Stock-Based Compensation
Forfeiture rate - Effective January 1, 2023, stock-based compensation expense is reduced for forfeitures only when they occur. This change of accounting policy resulted in the recognition of a cumulative increase of prior stock-based compensation expenses totaling $1.8 million, which was recorded in the unaudited Condensed Consolidated Statement of Operations and Comprehensive Loss for the three months ended March 31, 2023.
Income Tax
There was no income tax provision impact on the unaudited Condensed Consolidated Statements of Operations and Comprehensive Loss for the three months ended March 31, 2023 and 2022. The difference in the Company’s effective tax rate from the federal statutory rate of 21% is due to the ratio of domestic and international loss before taxes. The Company records a full valuation allowance to reflect limited benefits for income taxes in jurisdictions that historically reported losses and a provision for income taxes in jurisdictions that are profitable. The income tax provision for each period was the combined calculated tax expenses/benefits for various jurisdictions.
The Company is subject to taxation and files income tax returns with the U.S. federal government, the state of California and China. The Company’s income tax returns are open to examination by the relevant tax authorities until the expiration of the applicable statute of limitations, which is generally three years after the filing of the tax return. As of March 31, 2023, the Company is not under any tax audits on its income tax returns.
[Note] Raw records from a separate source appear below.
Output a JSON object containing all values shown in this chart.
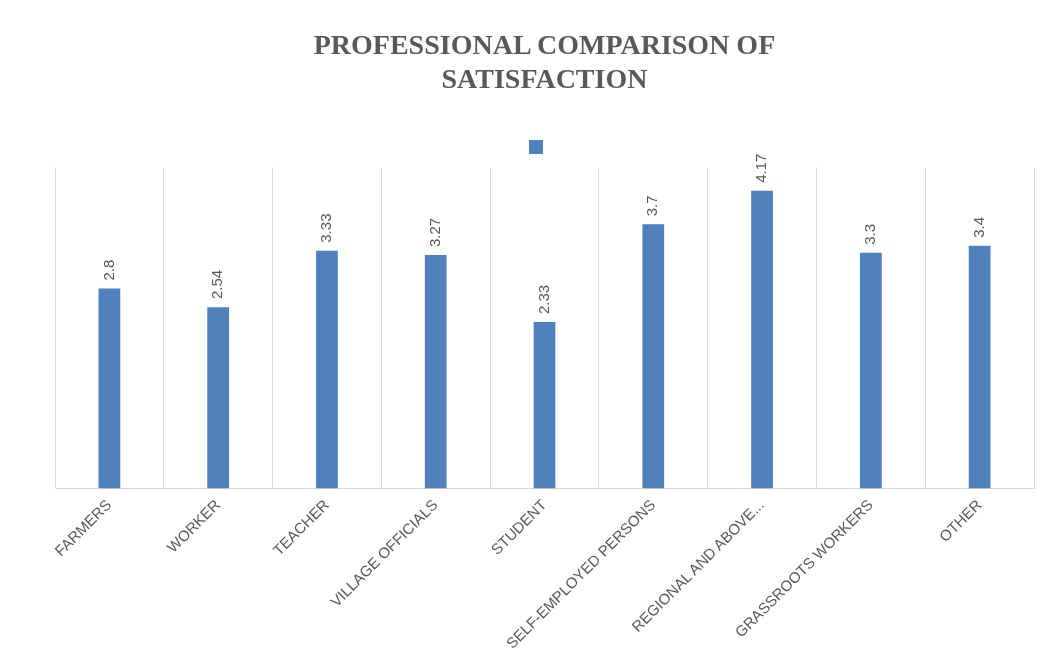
{
  "chart_data": {
    "type": "bar",
    "title": "PROFESSIONAL COMPARISON OF SATISFACTION",
    "categories": [
      "FARMERS",
      "WORKER",
      "TEACHER",
      "VILLAGE OFFICIALS",
      "STUDENT",
      "SELF-EMPLOYED PERSONS",
      "REGIONAL AND ABOVE...",
      "GRASSROOTS WORKERS",
      "OTHER"
    ],
    "values": [
      2.8,
      2.54,
      3.33,
      3.27,
      2.33,
      3.7,
      4.17,
      3.3,
      3.4
    ],
    "color": "#4f81bd",
    "data_labels": true,
    "grid": "x"
  }
}
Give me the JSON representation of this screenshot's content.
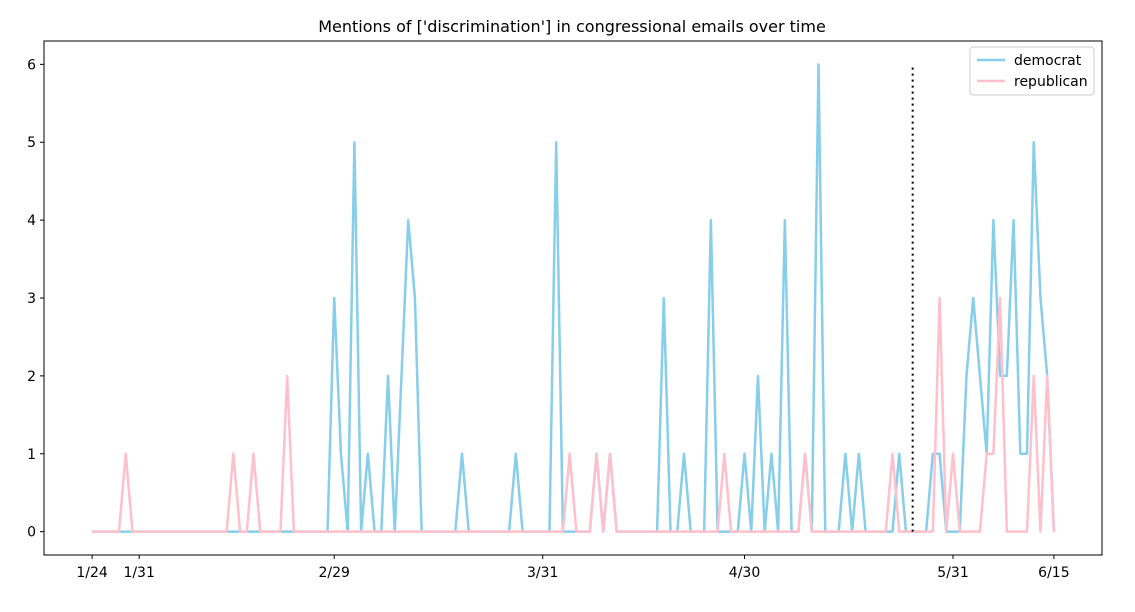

All of the Company’s prior year tax returns, from 2016 through 2021, are open under Chinese tax law.
The Company did not accrue any interest or penalties related to the Company's unrecognized tax benefits as of March 31, 2023 and 2022, as the uncertain tax benefits only reduced the net operating losses. The Company does not expect the uncertain
tax benefits to have material impact on its unaudited Condensed Consolidated Financial Statements within the next twelve months.
Recent Accounting Pronouncements
Recently issued accounting pronouncements not yet adopted
In December 2022, the FASB issued ASU No. 2022-06, Deferral of the Sunset Date of Reference Rate Reform (Topic 848) (ASU 2022-06). ASU 2022-06 provides optional expedients and exceptions for applying GAAP to transactions affected by reference rate (e.g., LIBOR) reform if certain criteria are met, for a limited period of time to ease the potential burden in accounting for (or recognizing the effects of) reference rate reform on financial reporting. ASU 2022-06 deferred the sunset date of Topic 848 from December 31, 2022 to December 31, 2024. ASU 2022-06 is effective as of December 21, 2022 through December 31, 2024. We continue to evaluate transactions or contract modifications occurring as a result of reference rate reform and determine whether to apply the optional guidance on an ongoing basis.